Am 1. November 1998 ging Horst Schindler in den Ruhestand, war aber täglich bis zu seinem Tod 2003 in seiner Firma und stand jedem mit Rat und Tat zur Seite. Seit 1998 ist Thomas Schindler geschäftsführender Gesellschafter und hat die damals kleine Wohnraumleuchte zu großen Leuchten weiterentwickelt.

Cristallux ist weltweit auf Messen präsent mit neu entwickelten Leuchten, um neue Kontakte zu knüpfen, aber auch alte zu pflegen. Thomas Schindler zur Seite steht seine Frau Heike, die für die Buchhaltung und das Personal zuständig ist. Einige Produkte verschwanden im Laufe der Jahre aus der Produktpalette, aber es öffneten sich auch viele neue Türen.

Durch Investitionen im Maschinenpark und der Ausbildung von Mitarbeitern im kaufmännischen und produktiven Bereich sowie die stetige Weiterentwicklung von Produkten kann sich die Firma Cristallux auf dem Markt in einer speziellen Nische behaupten.

Um auf dem Markt bestehen zu können, hat das Unternehmen schon immer besonderen Wert auf die qualifizierte Ausbildung seiner Mitarbeiter gelegt. Im Jahr 2012 hat der Auszubildende Marc Dötling den IHK-Preis als Jahrgangsbester seines Ausbildungsberufes (Verfahrensmechaniker Kunststoff- und Kautschuktechnik) erhalten.
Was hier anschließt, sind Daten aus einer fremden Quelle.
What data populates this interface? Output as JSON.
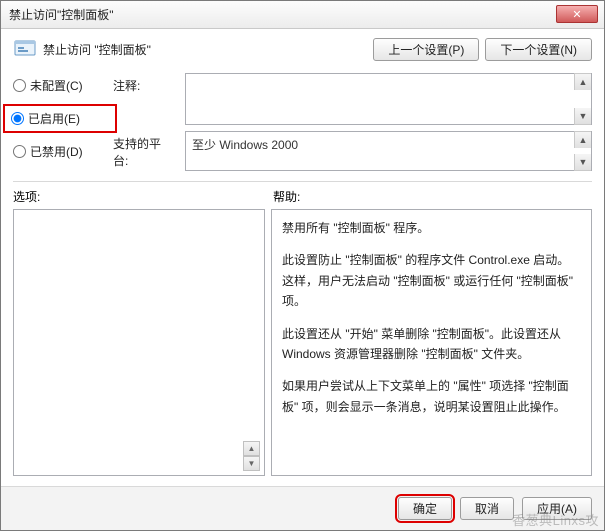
{
  "titlebar": {
    "title": "禁止访问\"控制面板\"",
    "close": "✕"
  },
  "header": {
    "policy_title": "禁止访问 \"控制面板\"",
    "prev_btn": "上一个设置(P)",
    "next_btn": "下一个设置(N)"
  },
  "radios": {
    "not_configured": "未配置(C)",
    "enabled": "已启用(E)",
    "disabled": "已禁用(D)",
    "selected": "enabled"
  },
  "fields": {
    "comment_label": "注释:",
    "comment_value": "",
    "platform_label": "支持的平台:",
    "platform_value": "至少 Windows 2000"
  },
  "sections": {
    "options_label": "选项:",
    "help_label": "帮助:"
  },
  "help": {
    "p1": "禁用所有 \"控制面板\" 程序。",
    "p2": "此设置防止 \"控制面板\" 的程序文件 Control.exe 启动。这样，用户无法启动 \"控制面板\" 或运行任何 \"控制面板\" 项。",
    "p3": "此设置还从 \"开始\" 菜单删除 \"控制面板\"。此设置还从 Windows 资源管理器删除 \"控制面板\" 文件夹。",
    "p4": "如果用户尝试从上下文菜单上的 \"属性\" 项选择 \"控制面板\" 项，则会显示一条消息，说明某设置阻止此操作。"
  },
  "footer": {
    "ok": "确定",
    "cancel": "取消",
    "apply": "应用(A)"
  },
  "watermark": "香葱典Linxs攻"
}
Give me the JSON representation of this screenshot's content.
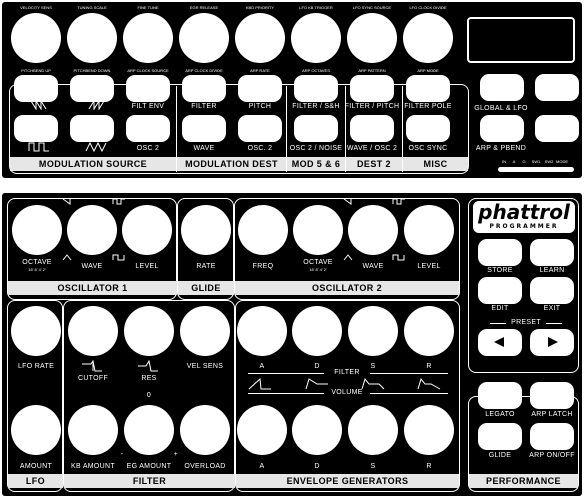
{
  "top": {
    "knob_labels": [
      "VELOCITY SENS",
      "TUNING SCALE",
      "FINE TUNE",
      "EGR RELEASE",
      "KBD PRIORITY",
      "LFO KB TRIGGER",
      "LFO SYNC SOURCE",
      "LFO CLOCK DIVIDE"
    ],
    "upper_button_labels": [
      "PITCHBEND UP",
      "PITCHBEND DOWN",
      "ARP CLOCK SOURCE",
      "ARP CLOCK DIVIDE",
      "ARP RATE",
      "ARP OCTAVES",
      "ARP PATTERN",
      "ARP MODE"
    ],
    "mid_labels": [
      "FILT ENV",
      "FILTER",
      "PITCH",
      "FILTER / S&H",
      "FILTER / PITCH",
      "FILTER POLE"
    ],
    "low_labels": [
      "OSC 2",
      "WAVE",
      "OSC. 2",
      "OSC 2 / NOISE",
      "WAVE / OSC 2",
      "OSC SYNC"
    ],
    "sections": [
      "MODULATION SOURCE",
      "MODULATION DEST",
      "MOD 5 & 6",
      "DEST 2",
      "MISC"
    ],
    "right_buttons": [
      "GLOBAL & LFO",
      "ARP & PBEND"
    ],
    "scale_labels": [
      "IN",
      "A",
      "G",
      "SW1",
      "SW2",
      "MODE"
    ]
  },
  "bottom": {
    "osc1": {
      "labels": [
        "OCTAVE",
        "WAVE",
        "LEVEL"
      ],
      "octave_scale": "16' 8' 4' 2'",
      "section": "OSCILLATOR 1"
    },
    "glide": {
      "label": "RATE",
      "section": "GLIDE"
    },
    "osc2": {
      "labels": [
        "FREQ",
        "OCTAVE",
        "WAVE",
        "LEVEL"
      ],
      "octave_scale": "16' 8' 4' 2'",
      "section": "OSCILLATOR 2"
    },
    "lfo": {
      "labels": [
        "LFO RATE",
        "AMOUNT"
      ],
      "section": "LFO"
    },
    "filter": {
      "labels": [
        "CUTOFF",
        "RES",
        "VEL SENS",
        "KB AMOUNT",
        "EG AMOUNT",
        "OVERLOAD"
      ],
      "eg_zero": "0",
      "eg_minus": "-",
      "eg_plus": "+",
      "section": "FILTER"
    },
    "env": {
      "labels": [
        "A",
        "D",
        "S",
        "R"
      ],
      "filter_label": "FILTER",
      "volume_label": "VOLUME",
      "bottom_labels": [
        "A",
        "D",
        "S",
        "R"
      ],
      "section": "ENVELOPE GENERATORS"
    },
    "brand": {
      "logo": "phattrol",
      "sub": "PROGRAMMER"
    },
    "programmer_buttons": [
      "STORE",
      "LEARN",
      "EDIT",
      "EXIT"
    ],
    "preset_label": "PRESET",
    "performance_buttons": [
      "LEGATO",
      "ARP LATCH",
      "GLIDE",
      "ARP ON/OFF"
    ],
    "performance_section": "PERFORMANCE"
  }
}
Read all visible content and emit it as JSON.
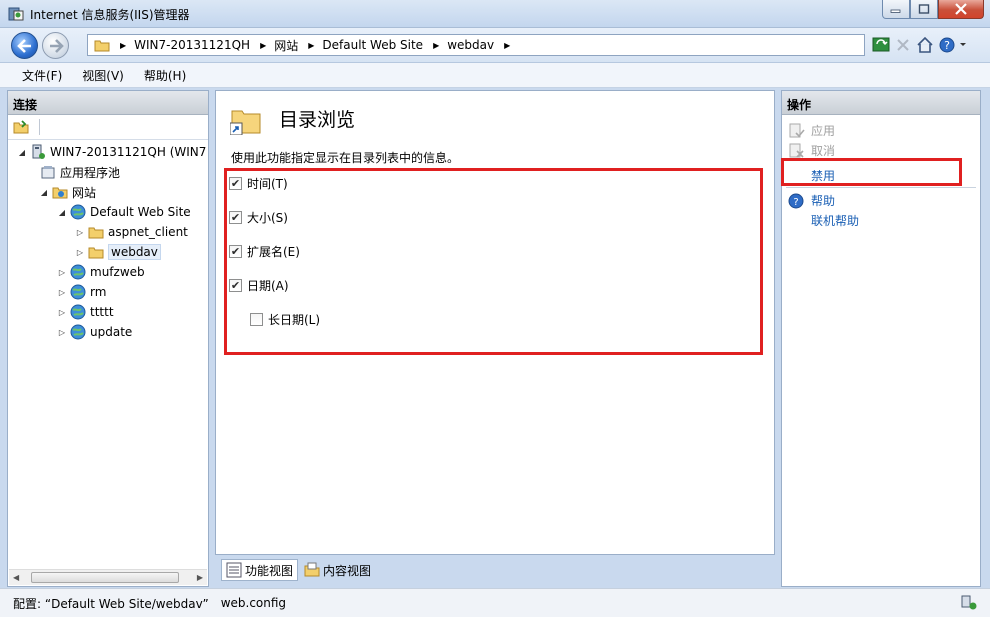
{
  "window": {
    "title": "Internet 信息服务(IIS)管理器"
  },
  "breadcrumb": [
    "WIN7-20131121QH",
    "网站",
    "Default Web Site",
    "webdav"
  ],
  "menu": [
    "文件(F)",
    "视图(V)",
    "帮助(H)"
  ],
  "connections": {
    "header": "连接",
    "tree": [
      {
        "label": "WIN7-20131121QH (WIN7",
        "icon": "server-icon"
      },
      {
        "label": "应用程序池",
        "icon": "app-pool-icon"
      },
      {
        "label": "网站",
        "icon": "sites-folder-icon"
      },
      {
        "label": "Default Web Site",
        "icon": "globe-icon"
      },
      {
        "label": "aspnet_client",
        "icon": "folder-icon"
      },
      {
        "label": "webdav",
        "icon": "folder-icon",
        "selected": true
      },
      {
        "label": "mufzweb",
        "icon": "globe-icon"
      },
      {
        "label": "rm",
        "icon": "globe-icon"
      },
      {
        "label": "ttttt",
        "icon": "globe-icon"
      },
      {
        "label": "update",
        "icon": "globe-icon"
      }
    ]
  },
  "feature": {
    "title": "目录浏览",
    "description": "使用此功能指定显示在目录列表中的信息。",
    "options": [
      {
        "label": "时间(T)",
        "checked": true
      },
      {
        "label": "大小(S)",
        "checked": true
      },
      {
        "label": "扩展名(E)",
        "checked": true
      },
      {
        "label": "日期(A)",
        "checked": true
      },
      {
        "label": "长日期(L)",
        "checked": false
      }
    ]
  },
  "view_tabs": {
    "features": "功能视图",
    "content": "内容视图"
  },
  "actions": {
    "header": "操作",
    "apply": "应用",
    "cancel": "取消",
    "disable": "禁用",
    "help": "帮助",
    "online_help": "联机帮助"
  },
  "status": {
    "config_label": "配置: “Default Web Site/webdav”",
    "file": "web.config"
  },
  "colors": {
    "highlight_red": "#e02020",
    "link_blue": "#1a5fb4"
  }
}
Der Ausblick in die Zukunft zeigt, dass sich der Leuchtenmarkt in einem historischen Umbruch befindet. LED-Technik hält überall Einzug. Cristallux ist dafür gewappnet mit neuen Designs und neuer Technik, die im eigenen Haus entwickelt wurde. Ziel ist, die neue Technik in dekorative Produkte umzuwandeln.
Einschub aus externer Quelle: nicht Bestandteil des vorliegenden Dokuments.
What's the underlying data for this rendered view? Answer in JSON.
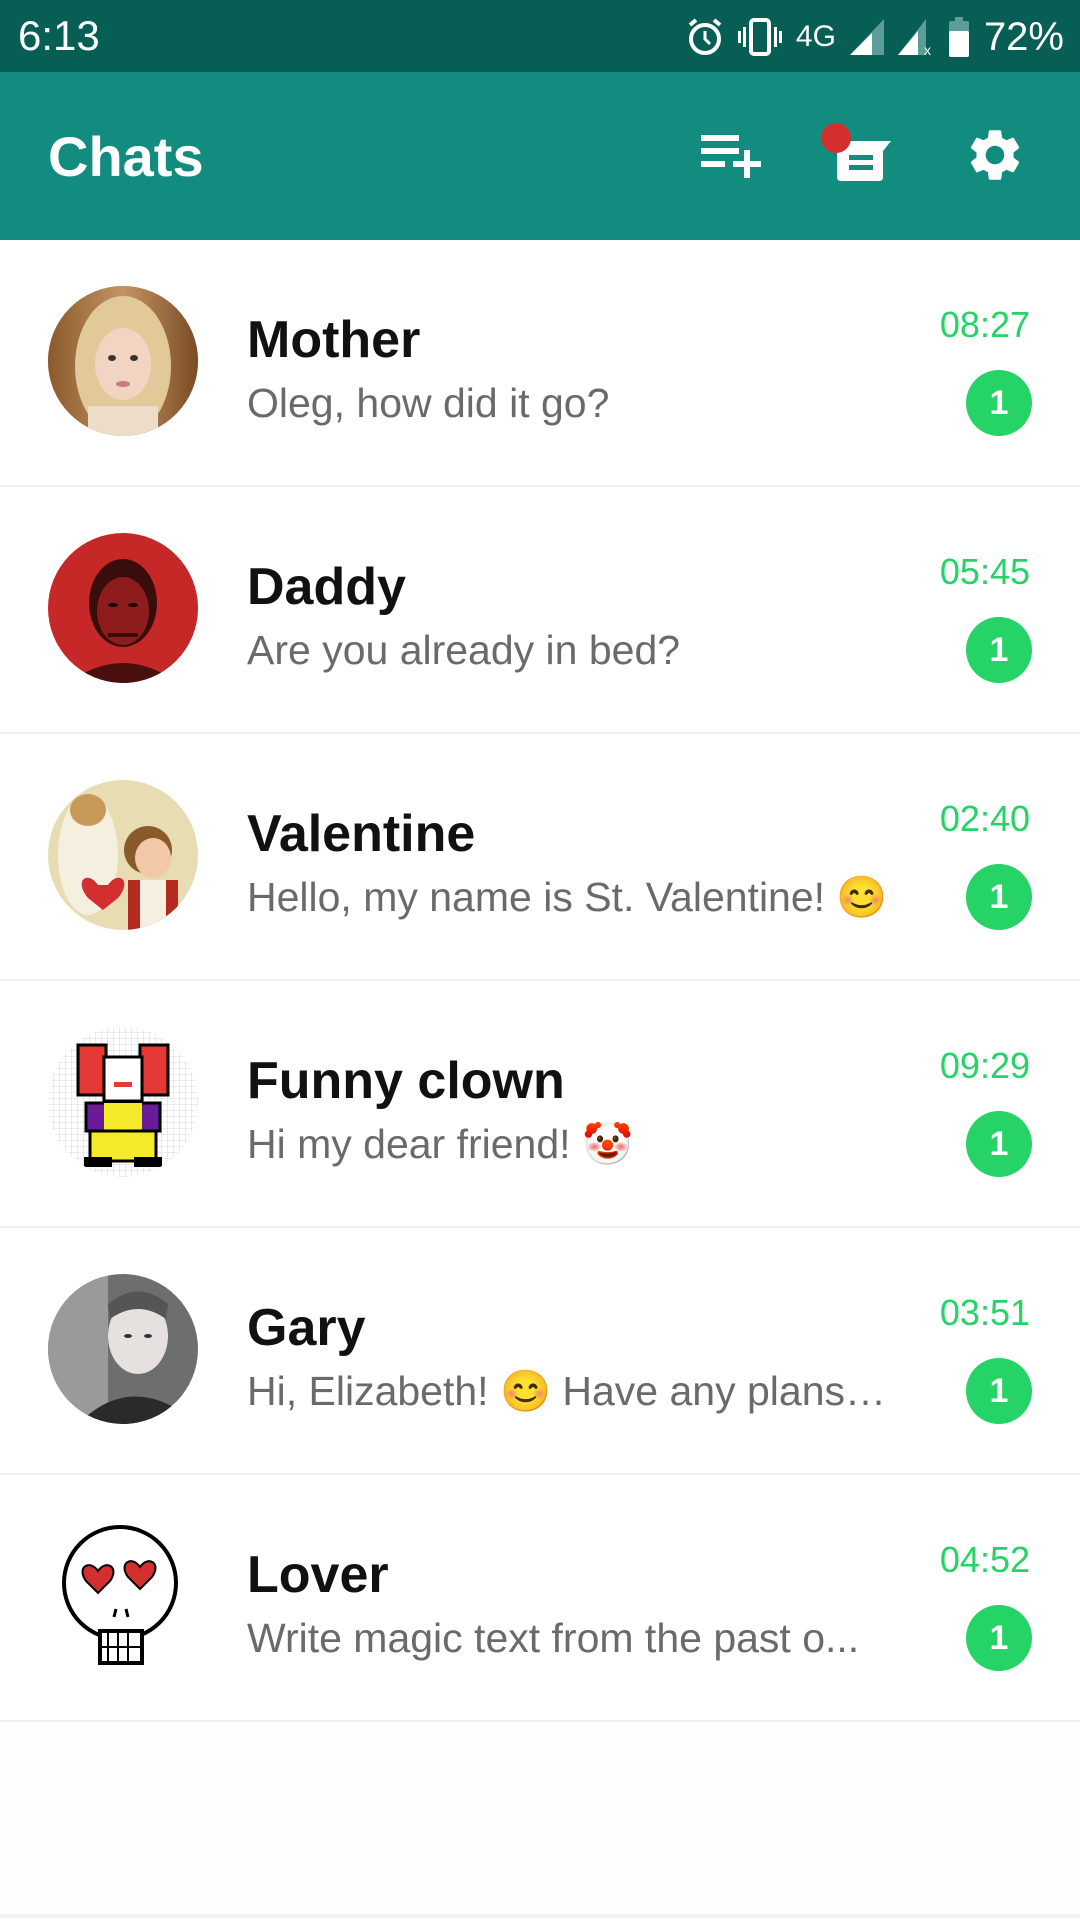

Für die Grundauslastung bei Cristallux sorgen Aufträge für den Bau von Kreuzfahrtschiffen in Papenburg und Turku. Cristallux ist bei sechs Schiffen in Papenburg und zwei in Turku mit Leuchten vertreten.
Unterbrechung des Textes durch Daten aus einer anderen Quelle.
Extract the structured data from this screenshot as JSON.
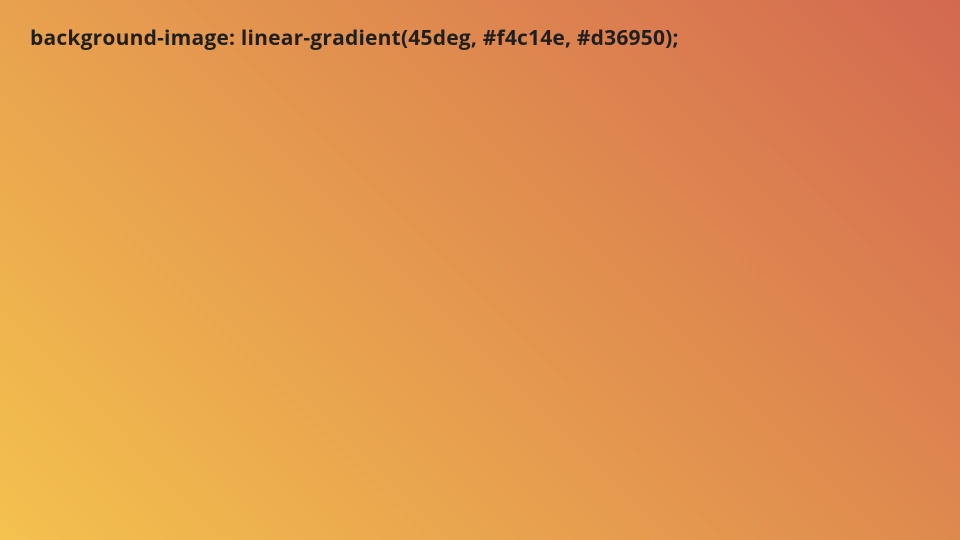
{
  "code_line": "background-image: linear-gradient(45deg, #f4c14e, #d36950);",
  "gradient": {
    "angle": "45deg",
    "color_start": "#f4c14e",
    "color_end": "#d36950"
  }
}
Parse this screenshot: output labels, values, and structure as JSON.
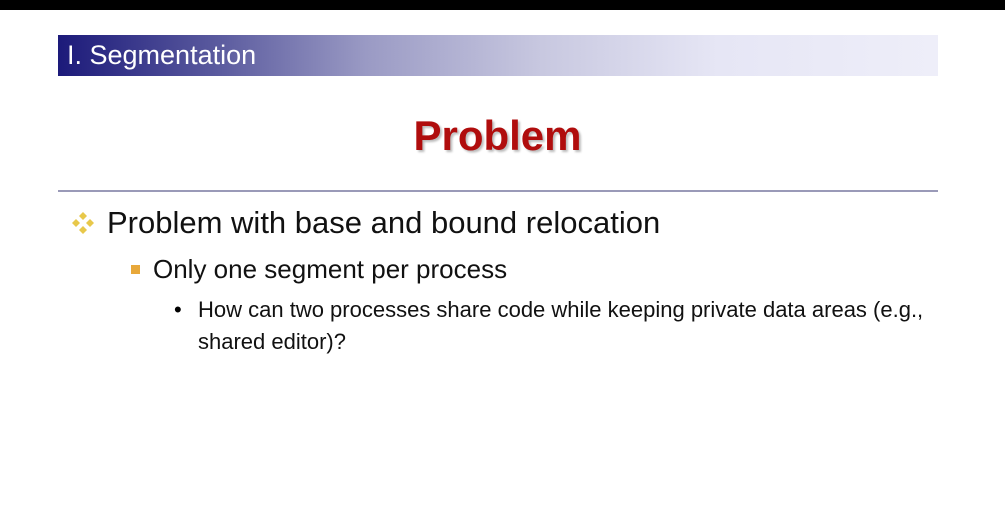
{
  "header": {
    "section": "I. Segmentation"
  },
  "title": "Problem",
  "bullets": {
    "level1": "Problem with base and bound relocation",
    "level2": "Only one segment per process",
    "level3": "How can two processes share code while keeping private data areas (e.g., shared editor)?",
    "level3_marker": "•"
  },
  "colors": {
    "title": "#b00d0d",
    "header_start": "#1c1a7a",
    "bullet1": "#e8c84a",
    "bullet2": "#e8a83a"
  }
}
Thomas Schindler hob bei den Feierlichkeiten zum 50-jährigen Bestehen der Firma besonders die Mitarbeiter hervor, die sich stets für die Firma einbringen.

Er erwähnte stellvertretend für alle anderen Frau Goldschmid, die bereits seit 1977 zur Cristallux-Familie gehört, und den Steuerberater Herrn Haaga, der bereits seit der Ära Horst und Lydia Schindler ein Teil des Teams ist. Herr Müller, Betriebsrat und der Mann für die Verwaltung, ist seit 1993 bei Cristallux, Meister Chukwu seit 1995 und der technische Betriebsleiter Herr Rohloff, der auch für die Auszubildenden zuständig ist, seit 2000.